Answer: As discussed in the section where difference between classification and anomaly detection is described, the answer would be No. It is because, the dataset would not be labelled like the supervised algorithms need. Along with that, the anomaly detection is not classification of anomaly but to detect the unusual out of the usual. Therefore logistic regression, which is a classification algorithm of supervised learning cannot be used for anomaly detection, even if it is modified to do so, it won’t give just as good result as the actual algorithm.

RQ2. Why the threshold matters for the algorithm and why is it so low?

Answer: The threshold is really important as it is the condition to mark the example as an anomaly or not. Anomalies are rare and it would not be advised to mark a large number of example as anomaly as the model may become slow and produce many false positives [14].

RQ3. Pictorial representation of the model.

Answer: The below Fig. 7 shows the architecture of the final model with blockchain and machine learning in IIoT of industry 5.0. The figure shows how the marked anomalies are not allowed to enter the model and the attack is prevented by the proposed model.

Fig. 7.
figure 7

Proposed model diagram

RQ5. How is the data divided for the overall development of the model and why?

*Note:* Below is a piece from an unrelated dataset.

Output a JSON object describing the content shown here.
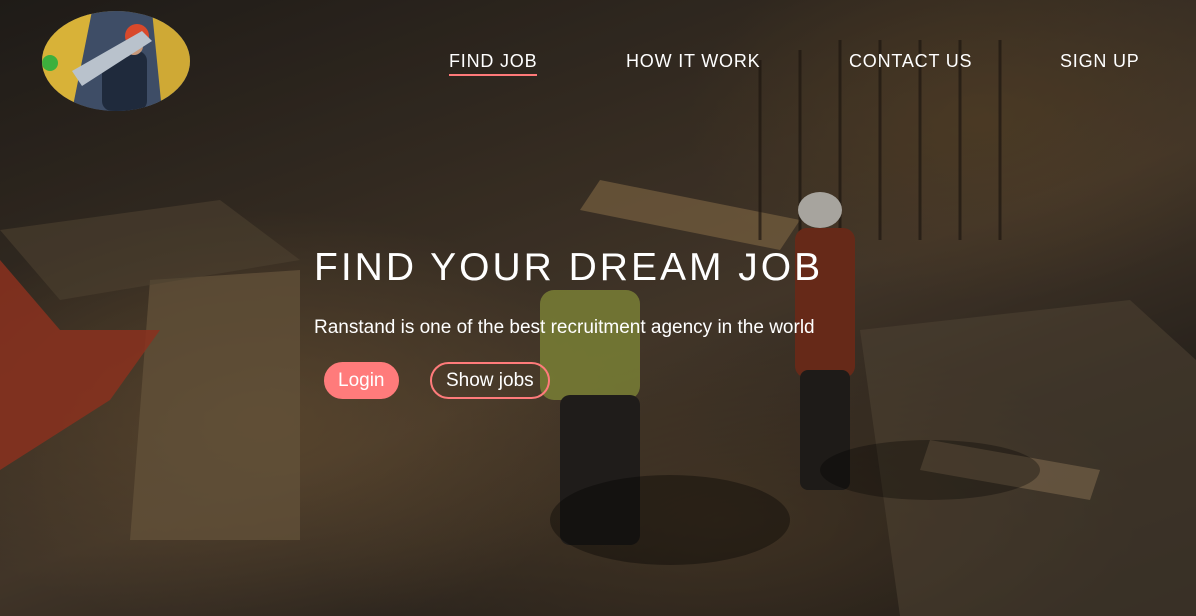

Answer: The dataset is divided using the 60%-20%-20% rule which means that the training set would be the 60%, cross validation set would be 20% and the testing set would be 20%. This would ensure that the model is efficient and the parameters are fitted correctly.

5 Conclusion

The world is stepping in an era where the Human-Machine and Machine-To-Machine interaction will rise significantly. The drastic rise in these interaction leads to the need for a secure model so that the data could be safe from the hands of attackers. The research integrated the Blockchain technology in the IIoT model, which is an extension of the IoT, to improve its overall security and gave it anti-corruption powers. However, to add an extra layer of security, Machine learning is also proposed and integrated by the research. The anomaly detection algorithm form the domain of machine learning is used by the paper. The anomaly detection algorithm detects any kind of activity that is unusual and marks it as an anomaly. This activity could be any kind of attack from the side of hacker, injection of some virus, unusual data, unwanted scripts, sudden changes in the IIoT, etc. Such activities are usually done by the hackers to get into the model and steal from it. Our secondary layer of security, which is the machine learning algorithm would protect from such attacks whereas the primary layer, the blockchain would prevent any kind of unwanted interaction with the data or the model. This would give the ultimate security to the model for Industry 5.0, hence the research proposes these algorithm and methodologies for the practical approach towards the development of IIoT model for the Industry 5.0. By integrating One-class SVM as an Anomaly Detection Algorithm with blockchain technology in the IIoT model of Industry 5.0, it is possible to improve the overall security of the system and prevent potential security attacks. The use of an Anomaly Detection Algorithm helps to detect any suspicious activity and prevent it from causing damage to the system. By combining this with the decentralized and secure nature of blockchain, the security of the IIoT model can be further strengthened. This integration can play a crucial role in ensuring the safe and secure functioning of Industry 5.0’s IIoT model and safeguarding it from potential security attacks. The research encourages other researchers to study and implement some future work of this research like what to do after an anomaly is found, how to deal with it and safeguard the model. Even the Deep Learning can be integrated in the model in place of machine learning to make the system even more advance.